Retro Heaven

The Final Round

The death of Muhammad Ali…

MUHAMMAD_ALIAli has gone. Dead at seventy four years of age. A slow, painful journey for a man consumed by Parkinson’s Disease, it was the cruellest of blows for the former heavyweight boxing champion of the world.

Was he the most famous man in the world? Quite probably. Unquestionably the most famous sportsman to have ever lived, a man whose talent, charisma and gravitas transcended sport, politics, languages and faith. He was a stellar figure in history and a man whose own history had many layers.

We are quick to gush plaudits on the deceased, it is easier to climb aboard the populist bandwagon than form a balanced opinion, we make humans appear superhuman, give their lives a gloss that those in the know would raise an eyebrow to and Ali was no different in that regard.

In the 1960s he was a magnificent boxer, as Cassius Clay he beat the world champion Sonny Liston in a fight many believed would end in the death of Clay. There was genuine concern that Liston would beat him to a pulp. Clay won and turned the boxing world on its head. He railed against the persecution of blacks in America, his stance on Vietnam was, in my opinion, his greatest moment. Why, he asked, should he, a black man, travel 10,000 miles to kill ‘brown people’ whilst negroes in Louisville are treated like dogs. He saw the worst of segregation and he became a loud and persistent voice in the fight for equality in the United States.

But, like any man, he had his flaws. His disgust at the names given to blacks didn’t stop him from describing fellow black boxer Joe Frazier as looking like a gorilla, a reference which deeply hurt and offended Frazier for many years to follow. He shared the Klu Klux Klan’s stance on interracial marriage and poked jibes at white people. He openly cheated on his second wife, his first marriage was dissolved when his wife refused to ‘behave’ in the manner expected of the Lost-Found Nation of Islam, the separatist black sect which gave Clay his new name of Muhammad Ali. There were strong murmurings that had Ali continued to support Malcolm X then perhaps the assassination would not have happened but it was his anti-war stance which cost him most dear.
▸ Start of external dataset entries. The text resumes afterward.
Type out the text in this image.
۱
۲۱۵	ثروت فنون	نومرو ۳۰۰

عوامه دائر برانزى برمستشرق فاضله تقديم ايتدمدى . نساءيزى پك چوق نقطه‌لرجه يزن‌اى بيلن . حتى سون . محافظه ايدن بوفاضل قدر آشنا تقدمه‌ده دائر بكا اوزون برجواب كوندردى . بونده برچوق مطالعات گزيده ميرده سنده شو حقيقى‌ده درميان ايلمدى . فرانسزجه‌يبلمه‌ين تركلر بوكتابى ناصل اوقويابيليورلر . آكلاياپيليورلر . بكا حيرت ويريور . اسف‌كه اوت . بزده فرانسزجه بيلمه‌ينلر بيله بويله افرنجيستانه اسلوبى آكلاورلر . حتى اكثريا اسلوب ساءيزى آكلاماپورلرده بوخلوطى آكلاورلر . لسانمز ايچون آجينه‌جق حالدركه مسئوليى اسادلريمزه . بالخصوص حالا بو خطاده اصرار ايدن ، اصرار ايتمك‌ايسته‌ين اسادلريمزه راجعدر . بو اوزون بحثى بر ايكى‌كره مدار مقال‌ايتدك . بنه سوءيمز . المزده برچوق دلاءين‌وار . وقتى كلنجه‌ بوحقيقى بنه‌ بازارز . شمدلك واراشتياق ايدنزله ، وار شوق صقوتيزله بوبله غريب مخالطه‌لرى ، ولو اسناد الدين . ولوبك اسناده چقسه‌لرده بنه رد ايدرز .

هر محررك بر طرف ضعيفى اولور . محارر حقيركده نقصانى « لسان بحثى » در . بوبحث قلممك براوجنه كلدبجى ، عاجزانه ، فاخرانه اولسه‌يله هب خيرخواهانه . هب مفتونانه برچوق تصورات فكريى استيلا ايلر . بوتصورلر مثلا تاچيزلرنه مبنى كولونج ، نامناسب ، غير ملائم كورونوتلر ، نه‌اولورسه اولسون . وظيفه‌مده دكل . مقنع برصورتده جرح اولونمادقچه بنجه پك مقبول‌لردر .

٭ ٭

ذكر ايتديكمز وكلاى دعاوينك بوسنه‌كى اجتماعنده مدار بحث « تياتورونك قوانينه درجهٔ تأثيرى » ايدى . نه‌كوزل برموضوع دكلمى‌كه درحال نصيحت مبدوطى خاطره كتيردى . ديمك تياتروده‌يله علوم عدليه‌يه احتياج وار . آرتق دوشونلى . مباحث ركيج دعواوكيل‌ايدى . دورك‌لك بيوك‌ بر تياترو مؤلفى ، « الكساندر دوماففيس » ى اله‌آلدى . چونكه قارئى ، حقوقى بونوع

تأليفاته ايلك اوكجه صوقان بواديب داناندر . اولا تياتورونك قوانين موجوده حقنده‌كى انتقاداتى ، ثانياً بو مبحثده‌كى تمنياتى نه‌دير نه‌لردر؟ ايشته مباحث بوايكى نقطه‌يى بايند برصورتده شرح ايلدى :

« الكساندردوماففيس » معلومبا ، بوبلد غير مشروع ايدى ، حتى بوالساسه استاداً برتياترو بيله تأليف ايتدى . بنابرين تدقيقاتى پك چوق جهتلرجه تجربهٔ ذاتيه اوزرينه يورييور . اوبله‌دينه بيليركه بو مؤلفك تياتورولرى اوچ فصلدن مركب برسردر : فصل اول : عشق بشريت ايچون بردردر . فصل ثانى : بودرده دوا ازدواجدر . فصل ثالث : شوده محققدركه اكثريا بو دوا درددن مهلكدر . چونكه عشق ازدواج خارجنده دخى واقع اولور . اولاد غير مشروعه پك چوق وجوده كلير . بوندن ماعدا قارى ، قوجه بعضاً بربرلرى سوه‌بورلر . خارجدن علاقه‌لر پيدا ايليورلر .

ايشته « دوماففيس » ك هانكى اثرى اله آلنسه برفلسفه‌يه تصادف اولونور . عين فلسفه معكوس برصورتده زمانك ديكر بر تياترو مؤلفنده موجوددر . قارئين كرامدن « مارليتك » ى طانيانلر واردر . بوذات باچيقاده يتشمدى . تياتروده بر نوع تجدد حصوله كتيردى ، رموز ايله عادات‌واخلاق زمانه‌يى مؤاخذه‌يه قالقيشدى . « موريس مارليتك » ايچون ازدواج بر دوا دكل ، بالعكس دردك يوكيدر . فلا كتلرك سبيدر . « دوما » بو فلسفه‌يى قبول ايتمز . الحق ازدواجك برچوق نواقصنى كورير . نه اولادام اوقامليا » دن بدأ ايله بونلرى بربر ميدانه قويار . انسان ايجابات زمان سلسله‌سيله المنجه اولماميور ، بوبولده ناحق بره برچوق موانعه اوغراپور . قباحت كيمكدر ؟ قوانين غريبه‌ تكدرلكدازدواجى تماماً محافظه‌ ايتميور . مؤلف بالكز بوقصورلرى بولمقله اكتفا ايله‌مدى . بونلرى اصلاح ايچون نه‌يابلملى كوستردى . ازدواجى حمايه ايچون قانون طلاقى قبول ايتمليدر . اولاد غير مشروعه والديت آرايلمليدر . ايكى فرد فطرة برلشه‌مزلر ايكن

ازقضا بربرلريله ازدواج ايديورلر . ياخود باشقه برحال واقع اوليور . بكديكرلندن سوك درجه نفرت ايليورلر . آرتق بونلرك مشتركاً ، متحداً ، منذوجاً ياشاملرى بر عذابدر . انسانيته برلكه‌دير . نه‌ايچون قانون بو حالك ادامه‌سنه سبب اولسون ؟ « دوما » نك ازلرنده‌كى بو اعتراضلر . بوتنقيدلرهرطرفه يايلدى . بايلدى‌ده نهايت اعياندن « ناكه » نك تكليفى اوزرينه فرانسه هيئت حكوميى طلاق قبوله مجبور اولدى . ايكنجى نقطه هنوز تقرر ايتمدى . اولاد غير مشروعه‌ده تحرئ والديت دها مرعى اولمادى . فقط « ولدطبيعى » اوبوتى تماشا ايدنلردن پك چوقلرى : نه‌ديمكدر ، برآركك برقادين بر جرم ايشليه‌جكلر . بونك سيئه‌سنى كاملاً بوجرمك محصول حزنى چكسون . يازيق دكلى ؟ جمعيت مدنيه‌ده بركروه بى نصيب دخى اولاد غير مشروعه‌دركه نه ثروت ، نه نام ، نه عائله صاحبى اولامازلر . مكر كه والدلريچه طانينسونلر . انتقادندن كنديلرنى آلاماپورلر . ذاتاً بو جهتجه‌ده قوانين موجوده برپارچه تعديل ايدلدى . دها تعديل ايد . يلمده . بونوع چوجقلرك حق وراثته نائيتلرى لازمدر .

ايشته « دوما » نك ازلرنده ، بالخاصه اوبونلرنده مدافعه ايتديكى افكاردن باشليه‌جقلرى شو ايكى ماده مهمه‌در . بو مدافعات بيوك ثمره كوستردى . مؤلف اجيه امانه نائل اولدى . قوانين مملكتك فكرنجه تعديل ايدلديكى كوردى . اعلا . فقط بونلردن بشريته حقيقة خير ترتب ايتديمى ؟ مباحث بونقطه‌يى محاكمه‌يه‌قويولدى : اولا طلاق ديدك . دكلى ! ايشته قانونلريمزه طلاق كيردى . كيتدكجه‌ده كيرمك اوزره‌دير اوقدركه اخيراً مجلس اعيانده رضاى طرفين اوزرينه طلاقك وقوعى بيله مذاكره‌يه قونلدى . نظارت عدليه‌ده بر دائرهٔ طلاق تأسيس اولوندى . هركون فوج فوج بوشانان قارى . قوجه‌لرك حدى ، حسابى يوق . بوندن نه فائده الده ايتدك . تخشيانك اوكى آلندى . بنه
Refusing the draught cost him his heavyweight crown and stripped him of boxing for the next three years as punishment. He knew it would cost him a fortune  but he stuck by his beliefs and history will show that he stood up against that most pointless and shambolic of wars. By the 1970s he was involved in some of the greatest fights of all time, they are well documented but by the end of the decade his boxing star had begun to diminish. For me, watching his fights came with the inevitable soundtrack of my father moaning at Ali for constantly holding his opponents, leaning against the ropes as they used up their energy trying to land a punch on a heavily guarded Ali. It wasn’t pretty for the average viewer, tactically he was brilliant but once a young Larry Holmes arrived on the scene it was over for Ali as he lost round after round in a fight Holmes himself wanted to end for his faltering opponents sake and safety.

In retrospect he was a man of many layers, he wasn’t superhuman or God-like, who really is? He undoubtedly inspired many, his presence lit up not just rooms but whole communities. People took his experiences as a young black man fighting injustice on his home soil as the ‘Olympic Nigger’ and credited him for what they would go on to achieve. What made Ali great was the simple fact that nobody wanted to diminish his standing. He called himself the greatest and everyone nodded in agreement. Would he have beaten Mike Tyson in his prime? we could never know, but Tyson’s ferocity at the peak of his powers was extraordinary. Yet the boxing world including Tyson himself refused to publically consider the possibility for a moment.

In sporting terms there have been comparable, arguably greater achievements than Ali’s yet nobody comes close as a global icon. He was a complete one-off, this century cannot produce another like him, if the sporting world could take one thing from Ali’s legacy it would be to put some personality back into this increasingly dull, sterile and PC fearing world. Ali didn’t give a damn and we’ve lost that.